Pleaded for the Appellants:—1. The intention of the entailer is apparent, that this bond should merge in the entailed estate, otherwise he would not have limited it, upon failure of Charles and the heirs male of his body, to the heirs of entail. The bond was to descend to the same person as the estate, and accordingly, the present Drum having right both to the estate and the bond, the bond became merged and extinguished confusione.

2. It being admitted that if the heir of entail, now in possession, had been served heir of provision to Charles, the bond would be merged and extinguished; the proceedings at law in this case have the same effect, for having by the usual process charged him to enter heir to Charles, such charge to enter heir is, fictione juris, of the same force and effect, as if the heir so charged was actually served heir, and the bond must therefore be considered as extinguished.
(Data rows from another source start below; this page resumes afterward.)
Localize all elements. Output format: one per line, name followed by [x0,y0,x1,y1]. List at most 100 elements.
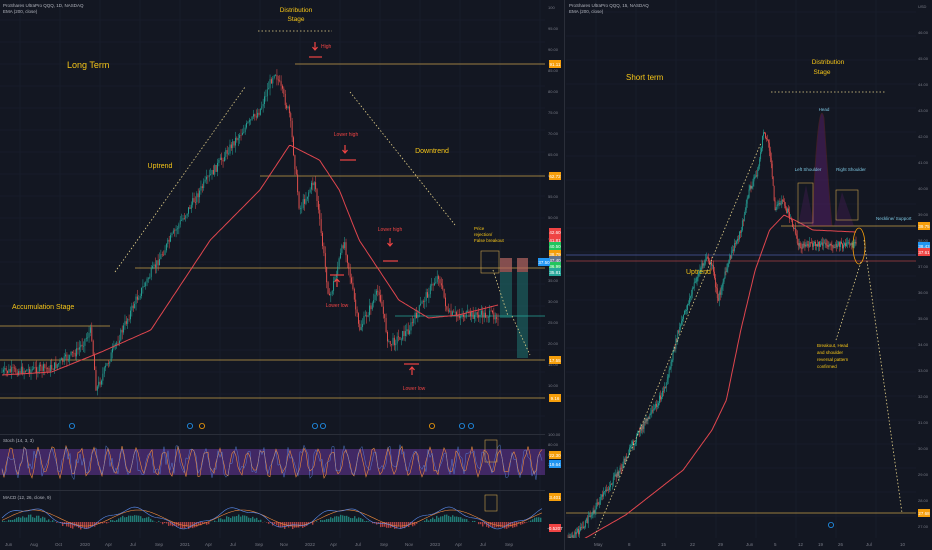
price-candle [734,243,736,251]
price-candle [264,96,265,104]
macd-histogram-bar [106,522,108,524]
price-candle [344,242,346,249]
event-marker-icon[interactable] [186,422,193,429]
price-axis-label: 15.00 [548,362,559,367]
price-candle [262,103,264,107]
price-candle [651,410,653,413]
downtrend-label: Downtrend [415,148,449,155]
price-candle [269,79,271,89]
macd-histogram-bar [62,522,64,527]
short-term-chart-pane[interactable]: ProShares UltraPro QQQ, 15, NASDAQ EMA (2… [566,0,932,550]
price-candle [353,288,355,300]
price-candle [643,422,645,429]
price-candle [767,139,769,143]
event-marker-icon[interactable] [69,422,76,429]
price-tag: 91.11 [550,62,561,67]
price-candle [647,417,649,421]
price-candle [479,314,481,318]
price-candle [721,286,723,290]
macd-histogram-bar [24,517,26,522]
price-axis-label: 32.00 [918,394,929,399]
macd-histogram-bar [42,516,44,522]
price-candle [13,367,15,369]
macd-histogram-bar [70,522,72,529]
price-candle [741,220,743,231]
event-marker-icon[interactable] [319,422,326,429]
macd-histogram-bar [120,517,122,522]
price-candle [574,532,576,538]
macd-histogram-bar [442,516,444,522]
macd-box [484,494,498,512]
price-candle [9,369,11,372]
price-candle [217,162,218,172]
price-candle [482,310,484,318]
time-axis-label: 5 [774,542,777,547]
target-zone-green-2 [517,258,528,358]
price-candle [705,259,707,261]
right-shoulder-label: Right Shoulder [836,167,866,172]
price-axis-label: 36.00 [918,290,929,295]
price-candle [433,283,435,286]
event-marker-icon[interactable] [467,422,474,429]
price-candle [248,119,250,123]
price-candle [798,243,800,246]
price-candle [15,368,17,373]
price-tag-bg [918,509,930,517]
price-candle [714,278,716,288]
price-candle [135,296,137,304]
price-candle [679,326,681,333]
price-candle [210,174,212,175]
price-candle [826,244,828,246]
price-candle [241,132,243,136]
macd-histogram-bar [234,516,236,522]
event-marker-icon[interactable] [827,522,834,529]
price-candle [617,471,619,476]
macd-histogram-bar [186,522,188,527]
price-candle [106,363,108,366]
price-axis-label: 41.00 [918,160,929,165]
price-candle [607,489,608,491]
event-marker-icon[interactable] [458,422,465,429]
macd-histogram-bar [38,515,40,522]
price-tag-bg [918,248,930,256]
head-shape [811,112,833,227]
price-candle [316,189,318,201]
macd-histogram-bar [348,516,350,522]
price-candle [42,364,44,371]
event-marker-icon[interactable] [428,422,435,429]
price-candle [691,288,693,295]
macd-histogram-bar [34,517,36,522]
event-marker-icon[interactable] [198,422,205,429]
price-candle [324,253,326,267]
target-zone-red [500,258,512,272]
price-candle [805,245,807,247]
price-candle [828,245,830,247]
price-candle [681,320,683,325]
macd-histogram-bar [252,516,254,522]
price-candle [751,186,753,189]
macd-histogram-bar [240,516,242,522]
price-candle [642,425,644,429]
event-marker-icon[interactable] [311,422,318,429]
price-tag-bg [549,236,561,244]
price-candle [687,304,688,310]
price-candle [333,281,335,291]
long-term-chart-pane[interactable]: ProShares UltraPro QQQ, 1D, NASDAQ EMA (2… [0,0,565,550]
price-candle [684,310,685,315]
price-candle [486,317,488,319]
price-candle [34,367,36,368]
price-candle [789,212,790,220]
high-label: High [321,44,332,50]
price-candle [599,501,601,505]
macd-histogram-bar [206,522,208,525]
price-candle [669,368,671,370]
macd-histogram-bar [250,518,252,522]
price-candle [161,254,163,255]
price-candle [257,112,259,118]
price-candle [807,244,809,247]
macd-histogram-bar [316,521,318,522]
macd-histogram-bar [92,522,94,527]
stoch-separator [0,434,545,435]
Pleaded for the Respondents:—1. The heir first named to succeed to the estate was Alexander Irvine of Muithill, and the heir named to succeed to the bond was the heir male of his body. The father had right to the estate, and the son right to the bond; so that the granter's intention is manifest, that the bond should remain a separate estate.

Accordingly the succession to the bond became open to the present Alexander Irvine during his father's lifetime, and not to the father; and although the succession to the estate did afterwards, by the death of the father, open to him, it was in his

Page: 107

power to wave both successions, or either of them; and therefore, until separate titles were made up to both, the bond could not be merged or extinguished in his person.

In point of fact he did wave the succession to the bond, and left it to be affected by the creditors, who have accordingly established a legal title to it.

2. The plea that the charge to enter heir was equivalent to a service as heir, is grounded on a mere fiction, and has no foundation in law. Such a charge gives the person charged no right to the bond, but is merely a form introduced in favour of creditors, by which the debt may be made a real and effectual charge on the estate of the granter of the bond.

Judgment May 4, 1733.

After hearing counsel, “it is ordered and adjudged, &c. that the appeal be dismissed, and that the several interlocutors therein complained of be, and the same are, hereby affirmed.”

Counsel: For Appellants, Dun. Forbes.
For Respondents, P. Yorke, and Ro. Dundas.